The benefits are clear.  If an organization achieves a higher level of data literacy, they will:

  • Be able to define a vision that more closely aligns with overall mission
  • Develop a strategy that aligns with culture and is more implementable and focused on achievable objectives
  • Distribute the execution across the organization with more stakeholder buy-in
  • Include data as a basis for decision-making
  • Improve professional skepticism around quality of data

If people are sensitive to the nature of data, they can be expected to incorporate risk-awareness when deciding how to handle data – for example, knowing they are handling PII may cause them to exercise better judgement around it’s treatment, or ask an SME for guidance.

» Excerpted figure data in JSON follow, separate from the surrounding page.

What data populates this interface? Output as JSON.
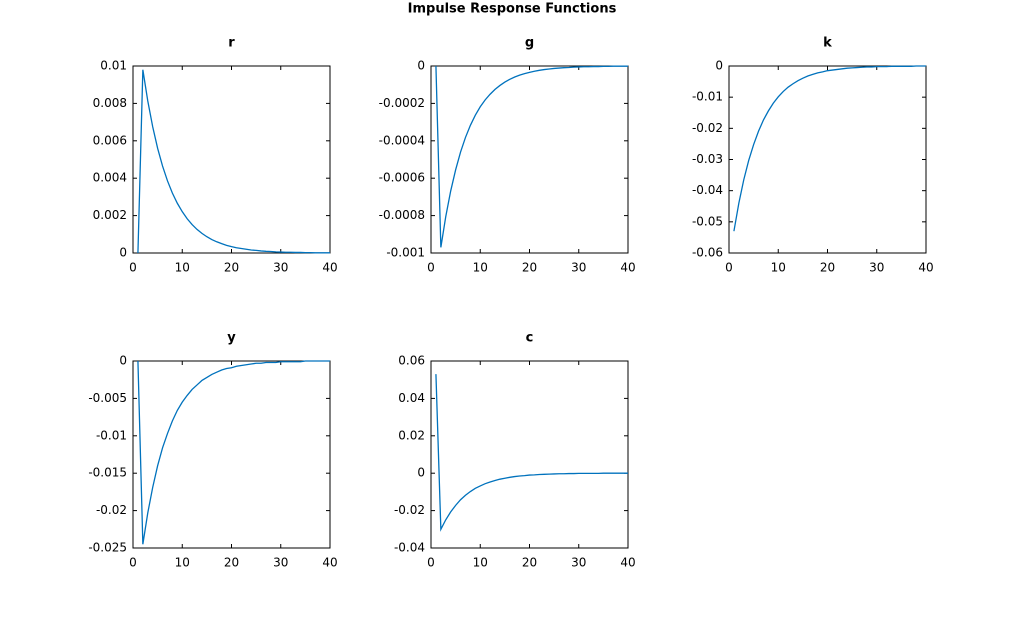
{
  "title": "Impulse Response Functions",
  "chart_data": [
    {
      "type": "line",
      "title": "r",
      "color": "#0072bd",
      "x": [
        1,
        2,
        3,
        4,
        5,
        6,
        7,
        8,
        9,
        10,
        11,
        12,
        13,
        14,
        15,
        16,
        17,
        18,
        19,
        20,
        21,
        22,
        23,
        24,
        25,
        26,
        27,
        28,
        29,
        30,
        31,
        32,
        33,
        34,
        35,
        36,
        37,
        38,
        39,
        40
      ],
      "values": [
        0,
        0.0098,
        0.00813,
        0.00675,
        0.0056,
        0.00465,
        0.00386,
        0.0032,
        0.00266,
        0.00221,
        0.00183,
        0.00152,
        0.00126,
        0.00105,
        0.00087,
        0.00072,
        0.0006,
        0.0005,
        0.00041,
        0.00034,
        0.00028,
        0.00024,
        0.0002,
        0.00016,
        0.00014,
        0.00011,
        9e-05,
        8e-05,
        6e-05,
        5e-05,
        4e-05,
        4e-05,
        3e-05,
        3e-05,
        2e-05,
        2e-05,
        1e-05,
        1e-05,
        1e-05,
        1e-05
      ],
      "xlim": [
        0,
        40
      ],
      "xticks": [
        0,
        10,
        20,
        30,
        40
      ],
      "ylim": [
        0,
        0.01
      ],
      "yticks": [
        0,
        0.002,
        0.004,
        0.006,
        0.008,
        0.01
      ]
    },
    {
      "type": "line",
      "title": "g",
      "color": "#0072bd",
      "x": [
        1,
        2,
        3,
        4,
        5,
        6,
        7,
        8,
        9,
        10,
        11,
        12,
        13,
        14,
        15,
        16,
        17,
        18,
        19,
        20,
        21,
        22,
        23,
        24,
        25,
        26,
        27,
        28,
        29,
        30,
        31,
        32,
        33,
        34,
        35,
        36,
        37,
        38,
        39,
        40
      ],
      "values": [
        0,
        -0.00097,
        -0.000805,
        -0.000668,
        -0.000555,
        -0.00046,
        -0.000382,
        -0.000317,
        -0.000263,
        -0.000218,
        -0.000181,
        -0.000151,
        -0.000125,
        -0.000104,
        -8.6e-05,
        -7.1e-05,
        -5.9e-05,
        -4.9e-05,
        -4.1e-05,
        -3.4e-05,
        -2.8e-05,
        -2.3e-05,
        -1.9e-05,
        -1.6e-05,
        -1.3e-05,
        -1.1e-05,
        -9e-06,
        -8e-06,
        -6e-06,
        -5e-06,
        -4e-06,
        -4e-06,
        -3e-06,
        -3e-06,
        -2e-06,
        -2e-06,
        -1e-06,
        -1e-06,
        -1e-06,
        -1e-06
      ],
      "xlim": [
        0,
        40
      ],
      "xticks": [
        0,
        10,
        20,
        30,
        40
      ],
      "ylim": [
        -0.001,
        0
      ],
      "yticks": [
        -0.001,
        -0.0008,
        -0.0006,
        -0.0004,
        -0.0002,
        0
      ]
    },
    {
      "type": "line",
      "title": "k",
      "color": "#0072bd",
      "x": [
        1,
        2,
        3,
        4,
        5,
        6,
        7,
        8,
        9,
        10,
        11,
        12,
        13,
        14,
        15,
        16,
        17,
        18,
        19,
        20,
        21,
        22,
        23,
        24,
        25,
        26,
        27,
        28,
        29,
        30,
        31,
        32,
        33,
        34,
        35,
        36,
        37,
        38,
        39,
        40
      ],
      "values": [
        -0.053,
        -0.044,
        -0.0365,
        -0.0303,
        -0.0252,
        -0.0209,
        -0.0173,
        -0.0144,
        -0.0119,
        -0.0099,
        -0.0082,
        -0.0068,
        -0.0057,
        -0.0047,
        -0.0039,
        -0.0032,
        -0.0027,
        -0.0022,
        -0.0019,
        -0.0015,
        -0.0013,
        -0.0011,
        -0.0009,
        -0.0007,
        -0.0006,
        -0.0005,
        -0.0004,
        -0.0003,
        -0.0003,
        -0.0002,
        -0.0002,
        -0.0002,
        -0.0001,
        -0.0001,
        -0.0001,
        -0.0001,
        -0.0001,
        0,
        0,
        0
      ],
      "xlim": [
        0,
        40
      ],
      "xticks": [
        0,
        10,
        20,
        30,
        40
      ],
      "ylim": [
        -0.06,
        0
      ],
      "yticks": [
        -0.06,
        -0.05,
        -0.04,
        -0.03,
        -0.02,
        -0.01,
        0
      ]
    },
    {
      "type": "line",
      "title": "y",
      "color": "#0072bd",
      "x": [
        1,
        2,
        3,
        4,
        5,
        6,
        7,
        8,
        9,
        10,
        11,
        12,
        13,
        14,
        15,
        16,
        17,
        18,
        19,
        20,
        21,
        22,
        23,
        24,
        25,
        26,
        27,
        28,
        29,
        30,
        31,
        32,
        33,
        34,
        35,
        36,
        37,
        38,
        39,
        40
      ],
      "values": [
        0,
        -0.0245,
        -0.0203,
        -0.0169,
        -0.014,
        -0.0116,
        -0.0097,
        -0.008,
        -0.0066,
        -0.0055,
        -0.0046,
        -0.0038,
        -0.0032,
        -0.0026,
        -0.0022,
        -0.0018,
        -0.0015,
        -0.0012,
        -0.001,
        -0.0009,
        -0.0007,
        -0.0006,
        -0.0005,
        -0.0004,
        -0.0003,
        -0.0003,
        -0.0002,
        -0.0002,
        -0.0002,
        -0.0001,
        -0.0001,
        -0.0001,
        -0.0001,
        -0.0001,
        0,
        0,
        0,
        0,
        0,
        0
      ],
      "xlim": [
        0,
        40
      ],
      "xticks": [
        0,
        10,
        20,
        30,
        40
      ],
      "ylim": [
        -0.025,
        0
      ],
      "yticks": [
        -0.025,
        -0.02,
        -0.015,
        -0.01,
        -0.005,
        0
      ]
    },
    {
      "type": "line",
      "title": "c",
      "color": "#0072bd",
      "x": [
        1,
        2,
        3,
        4,
        5,
        6,
        7,
        8,
        9,
        10,
        11,
        12,
        13,
        14,
        15,
        16,
        17,
        18,
        19,
        20,
        21,
        22,
        23,
        24,
        25,
        26,
        27,
        28,
        29,
        30,
        31,
        32,
        33,
        34,
        35,
        36,
        37,
        38,
        39,
        40
      ],
      "values": [
        0.053,
        -0.03,
        -0.0249,
        -0.0207,
        -0.0172,
        -0.0142,
        -0.0118,
        -0.0098,
        -0.0081,
        -0.0068,
        -0.0056,
        -0.0047,
        -0.0039,
        -0.0032,
        -0.0027,
        -0.0022,
        -0.0018,
        -0.0015,
        -0.0013,
        -0.001,
        -0.0009,
        -0.0007,
        -0.0006,
        -0.0005,
        -0.0004,
        -0.0003,
        -0.0003,
        -0.0002,
        -0.0002,
        -0.0001,
        -0.0001,
        -0.0001,
        -0.0001,
        -0.0001,
        0,
        0,
        0,
        0,
        0,
        0
      ],
      "xlim": [
        0,
        40
      ],
      "xticks": [
        0,
        10,
        20,
        30,
        40
      ],
      "ylim": [
        -0.04,
        0.06
      ],
      "yticks": [
        -0.04,
        -0.02,
        0,
        0.02,
        0.04,
        0.06
      ]
    }
  ]
}
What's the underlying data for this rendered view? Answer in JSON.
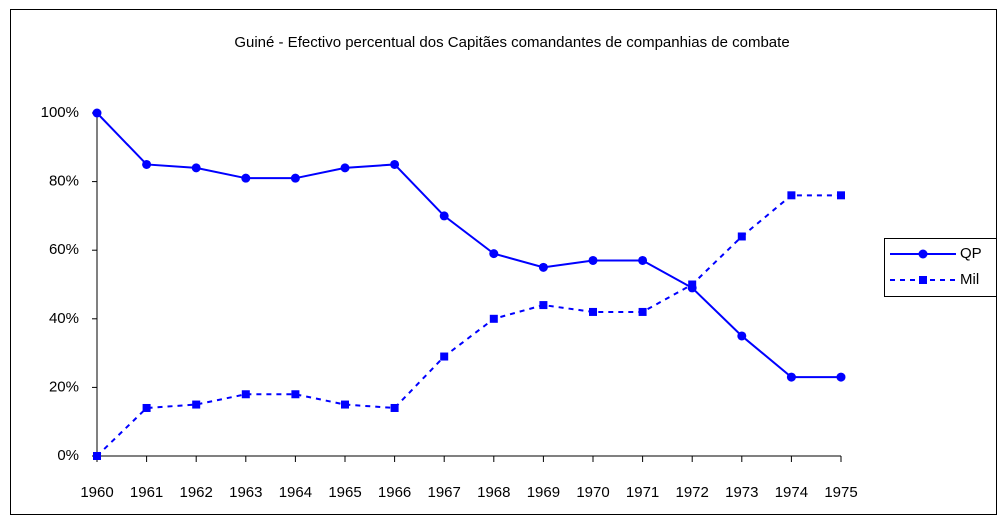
{
  "chart_data": {
    "type": "line",
    "title": "Guiné - Efectivo percentual dos Capitães comandantes de companhias de combate",
    "categories": [
      "1960",
      "1961",
      "1962",
      "1963",
      "1964",
      "1965",
      "1966",
      "1967",
      "1968",
      "1969",
      "1970",
      "1971",
      "1972",
      "1973",
      "1974",
      "1975"
    ],
    "series": [
      {
        "name": "QP",
        "color": "#0000ff",
        "marker": "circle",
        "dash": false,
        "values": [
          100,
          85,
          84,
          81,
          81,
          84,
          85,
          70,
          59,
          55,
          57,
          57,
          49,
          35,
          23,
          23
        ]
      },
      {
        "name": "Mil",
        "color": "#0000ff",
        "marker": "square",
        "dash": true,
        "values": [
          0,
          14,
          15,
          18,
          18,
          15,
          14,
          29,
          40,
          44,
          42,
          42,
          50,
          64,
          76,
          76
        ]
      }
    ],
    "ylim": [
      0,
      100
    ],
    "yticks": [
      {
        "value": 0,
        "label": "0%"
      },
      {
        "value": 20,
        "label": "20%"
      },
      {
        "value": 40,
        "label": "40%"
      },
      {
        "value": 60,
        "label": "60%"
      },
      {
        "value": 80,
        "label": "80%"
      },
      {
        "value": 100,
        "label": "100%"
      }
    ],
    "grid": false,
    "legend": "right"
  }
}
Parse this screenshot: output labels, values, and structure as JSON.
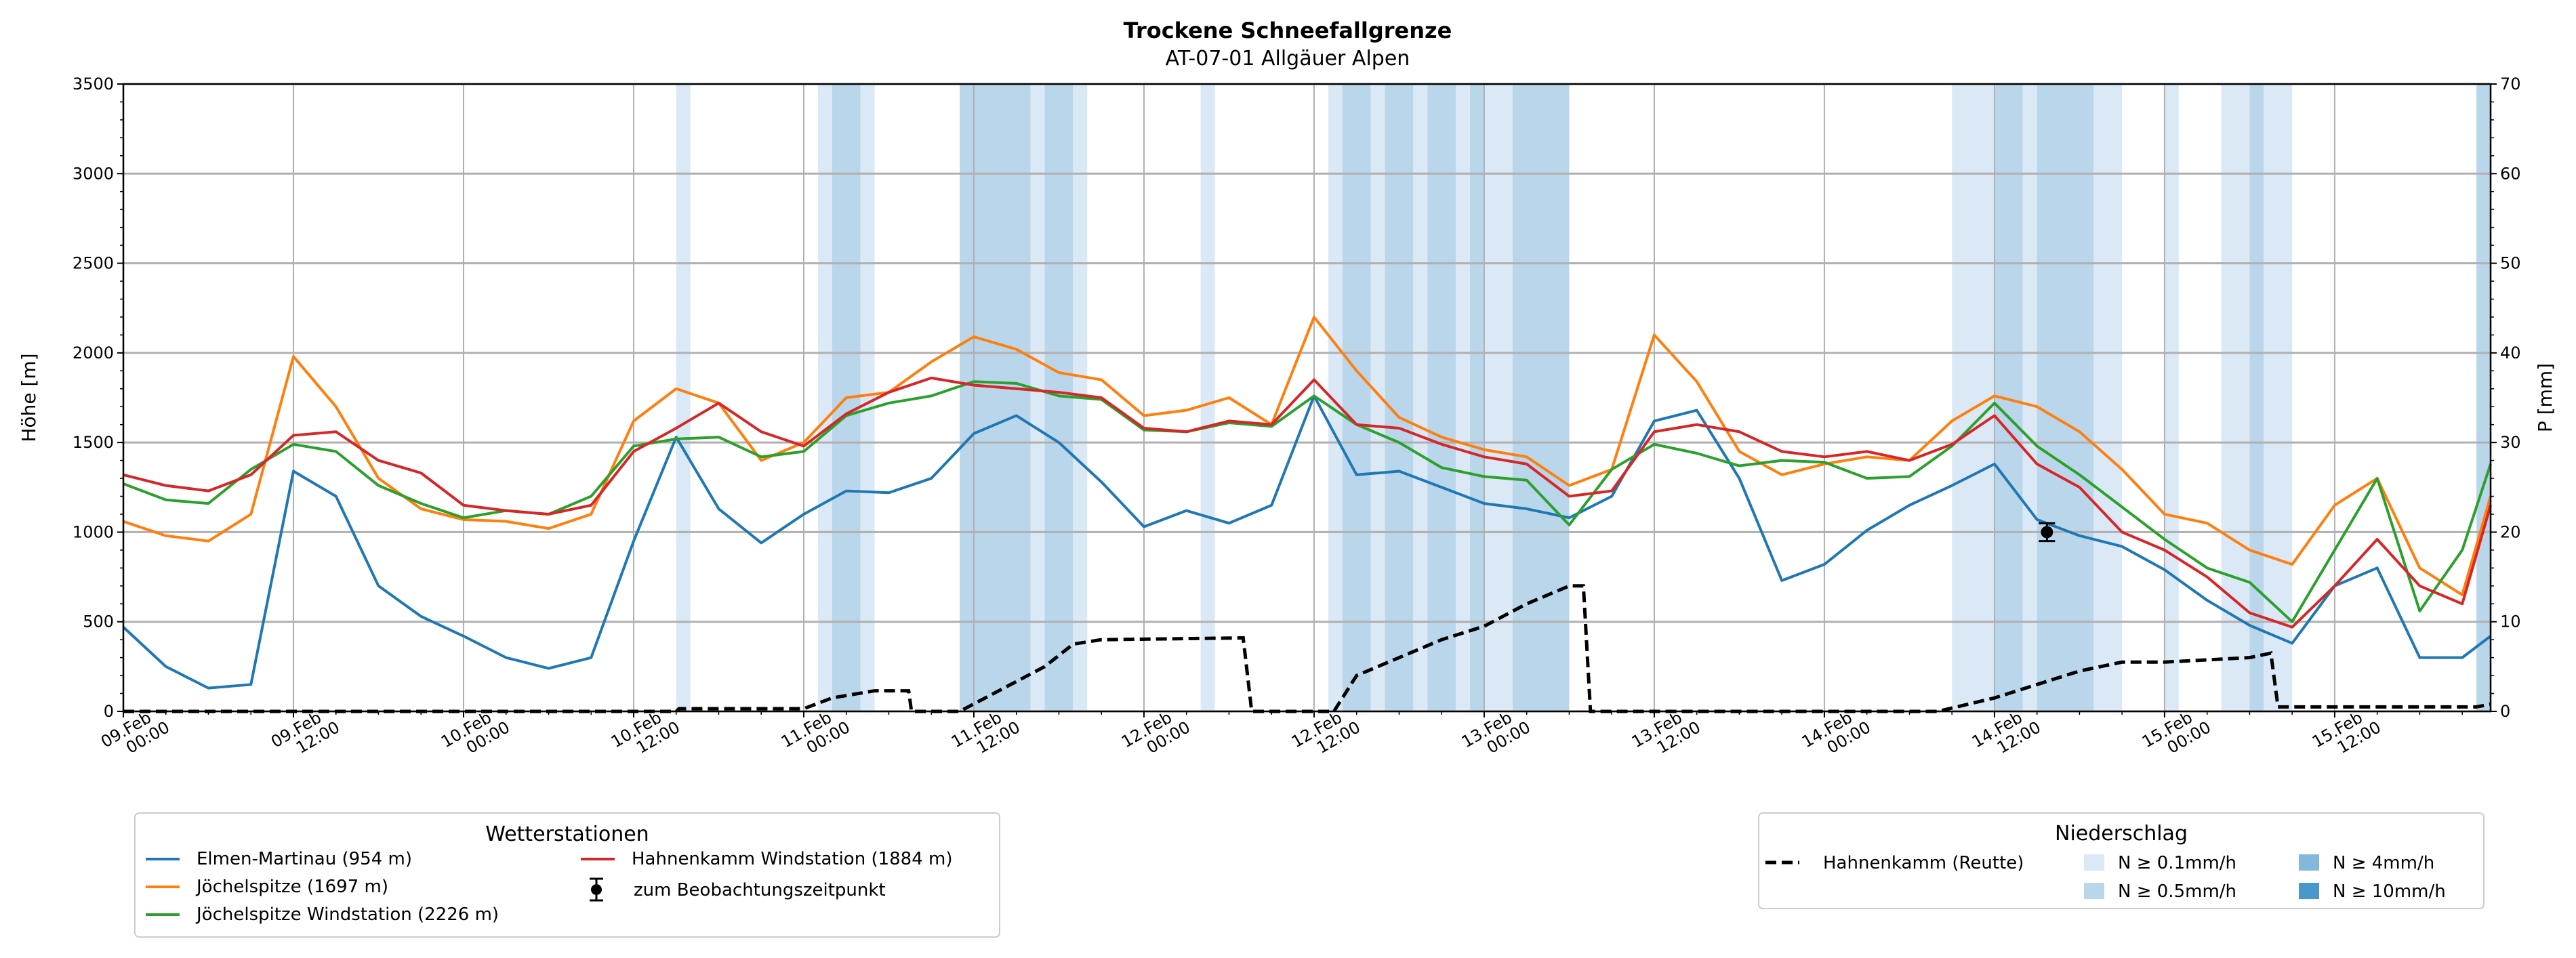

It’s a tall order, especially given the acknowledged low current state of literacy, but can still be approached in a pragmatic way.  There are a number of methodologies out there for increasing Data Literacy that can be adapter to an organization.  Here are some thoughts on approach:

  • The CDO should chair a leadership-level steering committee with representation from all business areas, which sanctions the CDO’s agenda and champions the program;
  • Data Literacy should be on the agenda as a core element and critical-success-factor;
  • Steering committee members should become data literate;
  • Careful thought should go into how the literacy program in rolled out:
    • Culture is hard to change (and requires ongoing messaging and overt steering committee/senior leadership support)
    • Training triggers eye-rolling, especially if it’s not closely tied to a person’s day to day responsibilities
    • Raising literacy is iterative, and should be tied to roll-out of capabilities or products, so awareness and training is relevant and just-in-time.
    • Wins should be celebrated.
  • Since richer datasets might incorporate regulated data, Data Literacy training/awareness should cover appropriate data handling, based the nature of the data.  This has the added bonus in that if it’s delivered just-in-time, it will be more relevant to the use-case being introduced.

I came away from the CIO Event reminded that even though CDO responsibilities are growing on the market-facing side (e.g., data monetization), they should also be responsible for ensuring everyone in the organization is realizing the benefits of the “data economy”.